Pero aun cuando junto a los “espacios generosos, tanto para los familiares difuntos como para la visita de los vivos” de los monumentos de los grandes señores, están las tumbas de “una serie de allegados o amigos que acompañaron al gran señor en vida. Esos allegados difícilmente pueden garantizar la trascendencia de sus propias familias y quedan eternizados a la sombra de su patrón”.

Para Lomnitz, la posibilidad de proteger y hacerse cargo de los suyos, incluso después de la muerte, marca la diferencia. “La capacidad de la familia para siempre es seguramente el logro máximo de los grandes guerreros de esta casta, sus historias frecuentemente son contadas como la epopeya de un joven marginal, explotado y sin una familia que fuera capaz de protegerlo, que surge con una gran hombría, manifiesta en su arrojo, con visión empresarial y valentía, y que termina haciéndose cargo no sólo de su destino, alcanzando una fama individual, cada uno de ellos tiene corridos, sino también la capacidad de proteger a los suyos”.

Una visión cruda

La necrópolis del Humaya, dijo Lomnitz, está negada a la tercera clase, sólo perteneciente a los grandes señores y sus allegados. Para buscar el lugar mortuorio de esa casta lumpen, “necesitamos buscar en los panteones municipales o en las fosas clandestinas, pues la clase lumpen criminal se despega de la familia a edades muy tempranas, ya que sus familias no tienen con que retener a esos jóvenes; se trata de personas que no tienen grandes expectativas de vivir muchos años, al grado que la sociología mexicana apela al concepto de juvenicidio”.

Mientras la parte dominante enarbola un sentimiento de comunidad a través de la organización de sociedades secretas y de la exaltación de la reproducción familiar, “la otra parte está marcada por la fragmentación y más aún por la pulverización de la familia, por el trabajo infantil, la muerte temprana y aún, muchas veces, por una fragmentación póstuma y para toda la eternidad, que es el sentido práctico que tiene el acto de desaparecer a alguien”.

“El contraste mayor que puede haber a los aires de nobleza que se gastan los grandes señores de la soberanía fantasmal con lo que aparece cada día en el espacio público, es el contraste que hay con las partes de cuerpos desmembrados, tirados en la vía pública o entierros de desaparecidos en fosas clandestinas”, señaló.

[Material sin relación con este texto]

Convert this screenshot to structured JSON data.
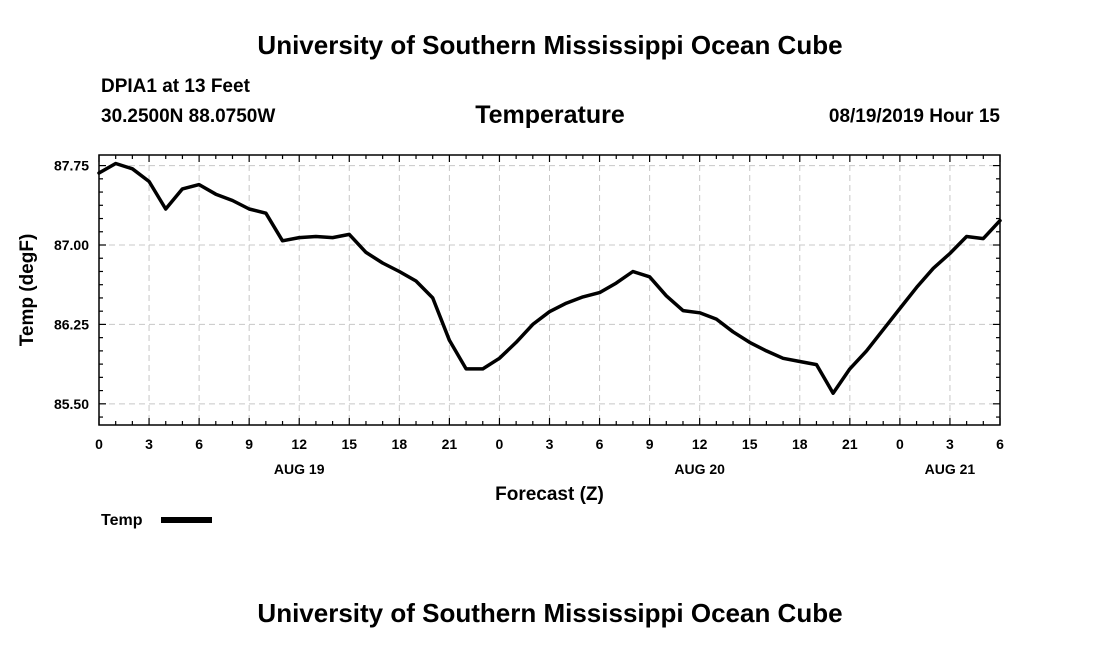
{
  "header": {
    "title_top": "University of Southern Mississippi Ocean Cube",
    "station": "DPIA1 at 13 Feet",
    "coordinates": "30.2500N 88.0750W",
    "parameter": "Temperature",
    "datetime": "08/19/2019 Hour 15",
    "title_bottom": "University of Southern Mississippi Ocean Cube"
  },
  "chart_data": {
    "type": "line",
    "title": "Temperature",
    "xlabel": "Forecast (Z)",
    "ylabel": "Temp (degF)",
    "xlim": [
      0,
      54
    ],
    "ylim": [
      85.3,
      87.85
    ],
    "yticks": [
      85.5,
      86.25,
      87.0,
      87.75
    ],
    "ytick_labels": [
      "85.50",
      "86.25",
      "87.00",
      "87.75"
    ],
    "xtick_labels": [
      "0",
      "3",
      "6",
      "9",
      "12",
      "15",
      "18",
      "21",
      "0",
      "3",
      "6",
      "9",
      "12",
      "15",
      "18",
      "21",
      "0",
      "3",
      "6"
    ],
    "date_labels": [
      {
        "x": 12,
        "label": "AUG 19"
      },
      {
        "x": 36,
        "label": "AUG 20"
      },
      {
        "x": 51,
        "label": "AUG 21"
      }
    ],
    "grid": true,
    "legend": [
      {
        "label": "Temp",
        "position": "bottom-left"
      }
    ],
    "series": [
      {
        "name": "Temp",
        "x": [
          0,
          1,
          2,
          3,
          4,
          5,
          6,
          7,
          8,
          9,
          10,
          11,
          12,
          13,
          14,
          15,
          16,
          17,
          18,
          19,
          20,
          21,
          22,
          23,
          24,
          25,
          26,
          27,
          28,
          29,
          30,
          31,
          32,
          33,
          34,
          35,
          36,
          37,
          38,
          39,
          40,
          41,
          42,
          43,
          44,
          45,
          46,
          47,
          48,
          49,
          50,
          51,
          52,
          53,
          54
        ],
        "values": [
          87.68,
          87.77,
          87.72,
          87.6,
          87.34,
          87.53,
          87.57,
          87.48,
          87.42,
          87.34,
          87.3,
          87.04,
          87.07,
          87.08,
          87.07,
          87.1,
          86.93,
          86.83,
          86.75,
          86.66,
          86.5,
          86.1,
          85.83,
          85.83,
          85.93,
          86.08,
          86.25,
          86.37,
          86.45,
          86.51,
          86.55,
          86.64,
          86.75,
          86.7,
          86.52,
          86.38,
          86.36,
          86.3,
          86.18,
          86.08,
          86.0,
          85.93,
          85.9,
          85.87,
          85.6,
          85.83,
          86.0,
          86.2,
          86.4,
          86.6,
          86.78,
          86.92,
          87.08,
          87.06,
          87.23
        ]
      }
    ]
  }
}
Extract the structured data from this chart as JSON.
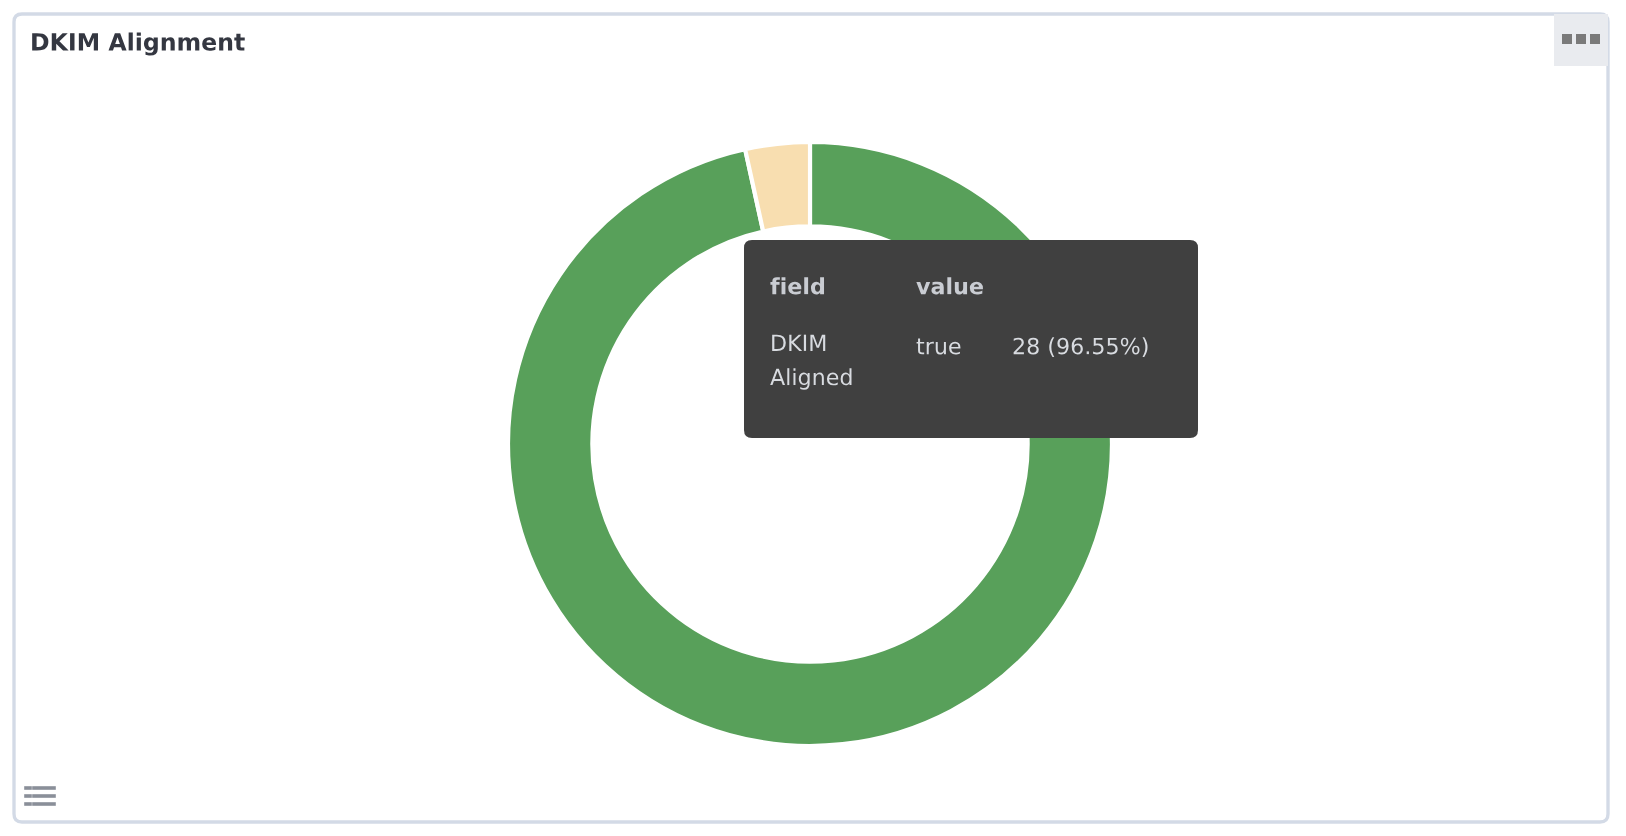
{
  "chart_data": {
    "type": "donut",
    "title": "DKIM Alignment",
    "categories": [
      "true",
      null
    ],
    "values": [
      28,
      1
    ],
    "colors": [
      "#58a05a",
      "#f8deb0"
    ],
    "value_labels": [
      "28 (96.55%)",
      null
    ],
    "annotations": [
      "field",
      "value",
      "DKIM Aligned"
    ]
  }
}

“La imagen mayor de la disposición al interior de las sociedades secretas es la del cuerpo divorciado de su parentela, poseído ya por un nuevo patrón que al final lo puede descartar como si fuera basura, de hecho, impedir la realización de un entierro es un acto deliberado que aparece con alguna regularidad en los anales de la violencia mexicana, aunque la práctica no ha sido estudiada como merece”, agregó.

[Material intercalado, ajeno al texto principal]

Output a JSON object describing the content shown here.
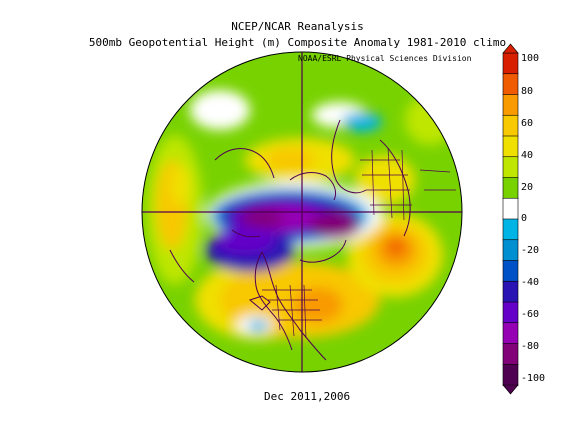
{
  "header": {
    "title": "NCEP/NCAR Reanalysis",
    "subtitle": "500mb Geopotential Height (m) Composite Anomaly 1981-2010 climo",
    "credit": "NOAA/ESRL Physical Sciences Division"
  },
  "footer": {
    "dates": "Dec 2011,2006"
  },
  "colorbar": {
    "labels": [
      "100",
      "80",
      "60",
      "40",
      "20",
      "0",
      "-20",
      "-40",
      "-60",
      "-80",
      "-100"
    ],
    "colors": [
      "#d82000",
      "#f05a00",
      "#f89a00",
      "#f8c800",
      "#f0e000",
      "#bee600",
      "#78d200",
      "#ffffff",
      "#00b4e6",
      "#0090d2",
      "#0050c8",
      "#2a14b4",
      "#6400c8",
      "#9600b4",
      "#820078",
      "#500050"
    ]
  },
  "map": {
    "projection": "north-polar-stereographic",
    "field": "500mb geopotential height anomaly",
    "units": "m"
  }
}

“La negación de un entierro es un acto de castigo deliberado, o si no es una situación que puede ser tolerada cuando ocurre en las filas de halcones o minoristas”, enfatizó.

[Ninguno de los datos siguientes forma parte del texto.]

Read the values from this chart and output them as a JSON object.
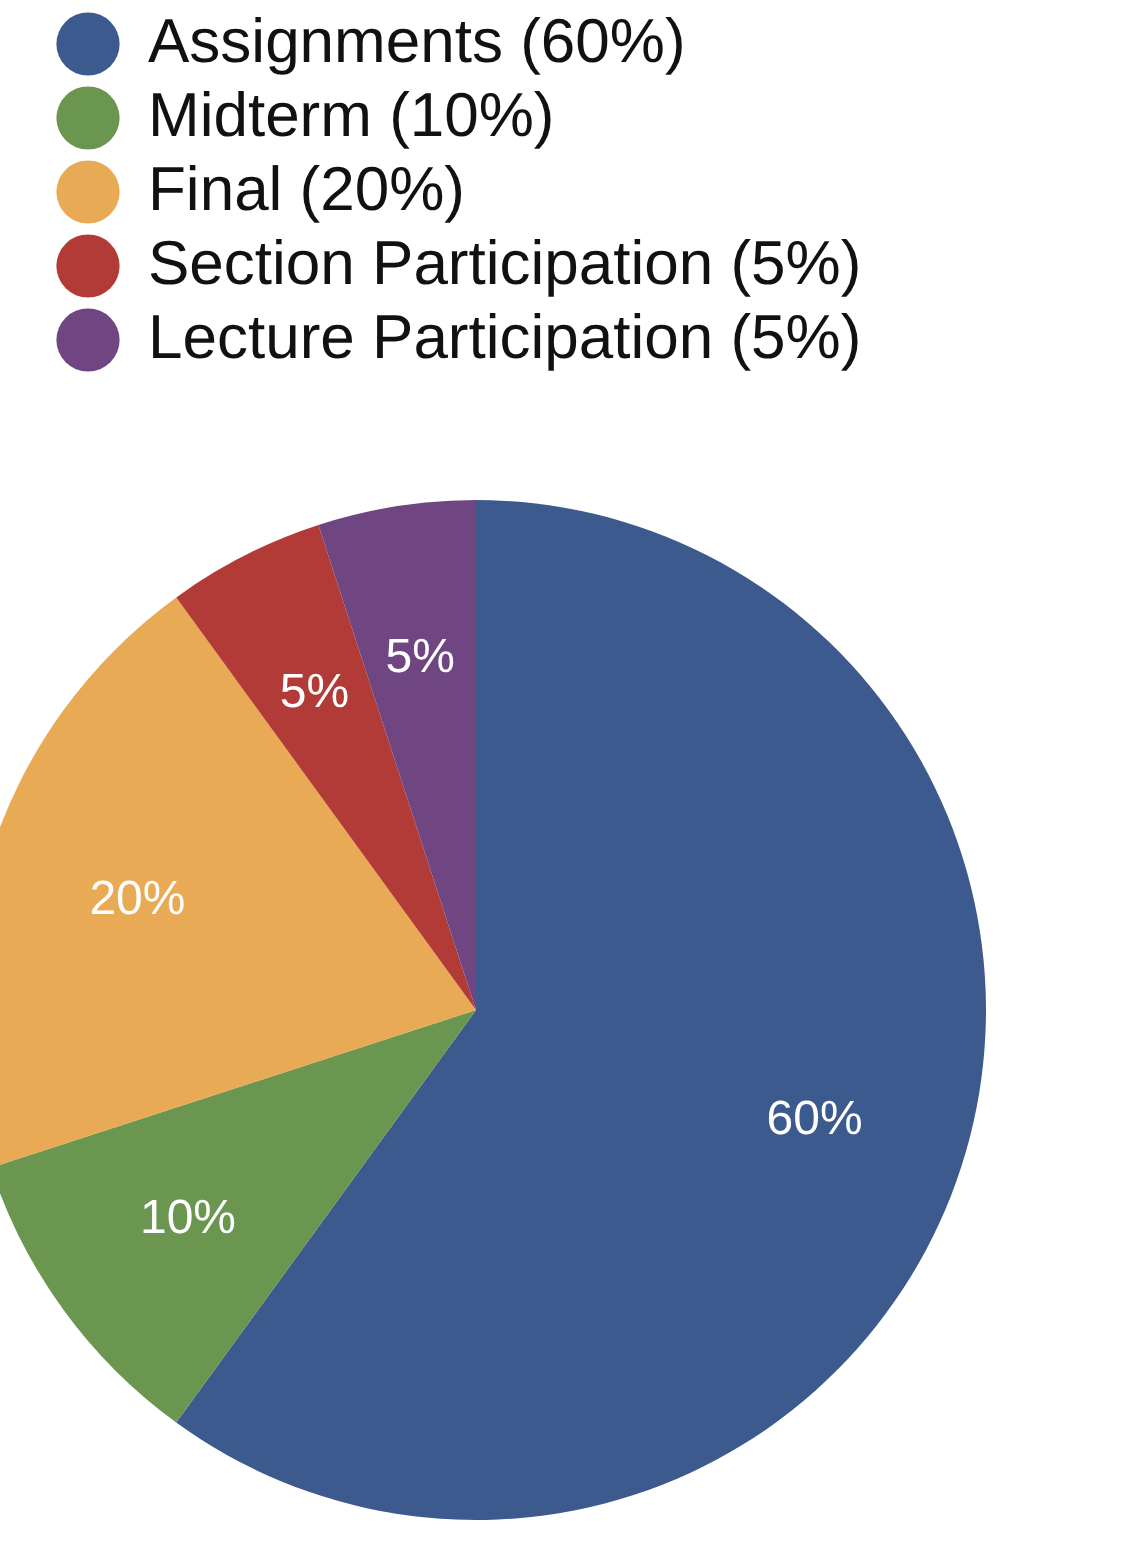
{
  "chart_data": {
    "type": "pie",
    "categories": [
      "Assignments (60%)",
      "Midterm (10%)",
      "Final (20%)",
      "Section Participation (5%)",
      "Lecture Participation (5%)"
    ],
    "values": [
      60,
      10,
      20,
      5,
      5
    ],
    "colors": [
      "#3d5a8f",
      "#6a9650",
      "#e8aa55",
      "#b33b37",
      "#6f4682"
    ],
    "value_labels": [
      "60%",
      "10%",
      "20%",
      "5%",
      "5%"
    ],
    "legend": "top"
  }
}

Lomnitz concluyó que “esta visión general, aunque cruda, de la constitución de clases sociales al interior de la economía criminal, es el punto de partida indispensable para pasar a una discusión de teología política en eso que he llamado el polo negativo de la soberanía de nuestro país”. Ese tema, afirmó, será también el de la siguiente ponencia.

La conferencia Las clases sociales y el campo religioso en el crimen organizado, que forma parte del “Nuevo Estado, nuevas soberanías”, se encuentra disponible en el Canal de YouTube de la institución: elcolegionacionalmx.